Trump's communications director, Steven Cheung, told Newsweek via email Friday afternoon, "President-Elect Trump is aware of the attempted assassination plot by the Iranian terrorist regime. Nothing will deter President Trump from returning to the White House and restoring peace around the world."
Meanwhile, Carlisle Rivera, a 49-year-old from Brooklyn, New York, and 36-year-old Jonathon Loadholt, from Staten Island, New York, were arrested in the scheme on charges that Shakeri recruited them to follow and kill Alinejad who has endured multiple Iranian murder-for-hire plots foiled by law enforcement.
The DOJ unsealed these charges Friday, revealing the details of the complex, international conspiracy.
Alinejad was in Berlin on Saturday to commemorate the 35th anniversary of the fall of the Berlin Wall. In an interview with the Associated Press, she said that despite the shocking news, she feels more determined than ever to continue championing women's rights in Iran.
"They want to get rid of me. When they want me dead, it means that I'm doing something. I'm hurting them so bad," Alinejad, 48, said, referring to the Iranian government. "I'm echoing the voice of powerful women and that scares them."

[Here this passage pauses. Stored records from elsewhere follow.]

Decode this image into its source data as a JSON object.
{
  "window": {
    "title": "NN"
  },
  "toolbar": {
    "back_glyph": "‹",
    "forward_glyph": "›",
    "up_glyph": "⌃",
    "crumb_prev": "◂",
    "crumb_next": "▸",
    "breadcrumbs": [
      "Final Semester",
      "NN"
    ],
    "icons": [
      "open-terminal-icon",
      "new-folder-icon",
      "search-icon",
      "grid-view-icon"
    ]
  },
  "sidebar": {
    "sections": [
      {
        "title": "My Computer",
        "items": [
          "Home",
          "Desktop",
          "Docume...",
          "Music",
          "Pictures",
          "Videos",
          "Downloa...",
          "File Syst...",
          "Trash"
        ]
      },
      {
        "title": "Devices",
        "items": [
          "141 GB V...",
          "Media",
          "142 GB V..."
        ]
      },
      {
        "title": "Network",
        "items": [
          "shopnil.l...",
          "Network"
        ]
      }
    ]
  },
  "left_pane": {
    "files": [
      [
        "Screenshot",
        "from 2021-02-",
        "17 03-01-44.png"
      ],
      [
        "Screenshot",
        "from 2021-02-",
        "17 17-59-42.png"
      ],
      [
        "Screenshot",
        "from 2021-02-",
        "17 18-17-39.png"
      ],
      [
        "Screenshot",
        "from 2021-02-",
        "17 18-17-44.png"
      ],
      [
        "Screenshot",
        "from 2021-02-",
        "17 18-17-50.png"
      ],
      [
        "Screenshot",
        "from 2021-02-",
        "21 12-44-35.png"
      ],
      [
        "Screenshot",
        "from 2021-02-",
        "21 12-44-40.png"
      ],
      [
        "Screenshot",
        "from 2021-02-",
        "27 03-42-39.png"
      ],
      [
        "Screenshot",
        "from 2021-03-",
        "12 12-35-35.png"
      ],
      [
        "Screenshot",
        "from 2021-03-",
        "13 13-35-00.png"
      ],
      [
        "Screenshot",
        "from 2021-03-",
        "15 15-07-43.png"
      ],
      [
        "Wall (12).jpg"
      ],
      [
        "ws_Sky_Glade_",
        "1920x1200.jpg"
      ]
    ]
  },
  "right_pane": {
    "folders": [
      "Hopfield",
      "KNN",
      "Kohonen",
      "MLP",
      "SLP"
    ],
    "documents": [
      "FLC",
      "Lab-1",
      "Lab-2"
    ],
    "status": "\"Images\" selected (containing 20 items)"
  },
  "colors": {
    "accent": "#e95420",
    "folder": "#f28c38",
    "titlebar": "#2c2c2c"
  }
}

She continued: "It's scary. But at the same time, I was very pleased that the U.S. law enforcement is protecting me. The same person who was trying to kill President Trump was assigned to kill me as well. I mean, that's a badge of honor."
Newsweek has reached out to Alinejad via email Saturday via My Stealthy Freedom, a campaign Alinejad launched in 2014 against compulsory hijab, for additional comment.
Esmail Baghaei, an Iranian Foreign Ministry spokesman, rejected the DOJ report and called it a plot by Israel-linked circles to make Iran-U.S. relations more complicated, the AP reported via the official IRNA news agency.
In response to previous allegations of an Iran-linked assassination plot against Trump uncovered by media reports in July, the Iranian Mission previously told Newsweek "these accusations are unsubstantiated and malicious."
The Iranian Mission added: "From the perspective of the Islamic Republic of Iran, Trump is a criminal who must be prosecuted and punished in a court of law for ordering the assassination of General [Qasem] Soleiman. Iran has chosen the legal path to bring him to justice."
Soleimani was killed by a U.S. drone strike in Baghdad in January 2020.
Alinejad is known for her outspoken criticism of the Iranian government and has been working as a contractor for the U.S.-funded Voice of America's Farsi-language network since 2015. She fled Iran following the disputed 2009 presidential election and was granted U.S. citizenship in October 2019.
This is not the first time Alinejad has been targeted. In 2020 and 2021, prosecutors charged a group allegedly working for Iranian intelligence with plans to kidnap her. In 2023, authorities announced that three men were arrested in connection to her alleged assassination.
As part of the evidence unsealed Friday, the DOJ alleges that Rivera and Loadholt spent months conducting surveillance on Alinejad and, during their efforts to locate and kill her, shared messages about their progress and photographs.
Around February, they traveled to Fairfield University in Connecticut, where Alinejad was scheduled to appear and took photos of the campus. Around April, Shakeri sent Rivera a series of voice notes discussing their efforts to locate and kill her, the DOJ said in a statement.
The AP reported that Alinejad raised her hand in a defiant fist repeatedly during Saturday's interview at a Berlin hotel cafe, which was conducted with three German government bodyguards assigned to protect her.
She also raised her voice and sang loudly in Farsi during the interview.
"I blossom through my wounds and my scars," she translates the lyrics as. "Because I am a woman. I am a woman. I am a woman."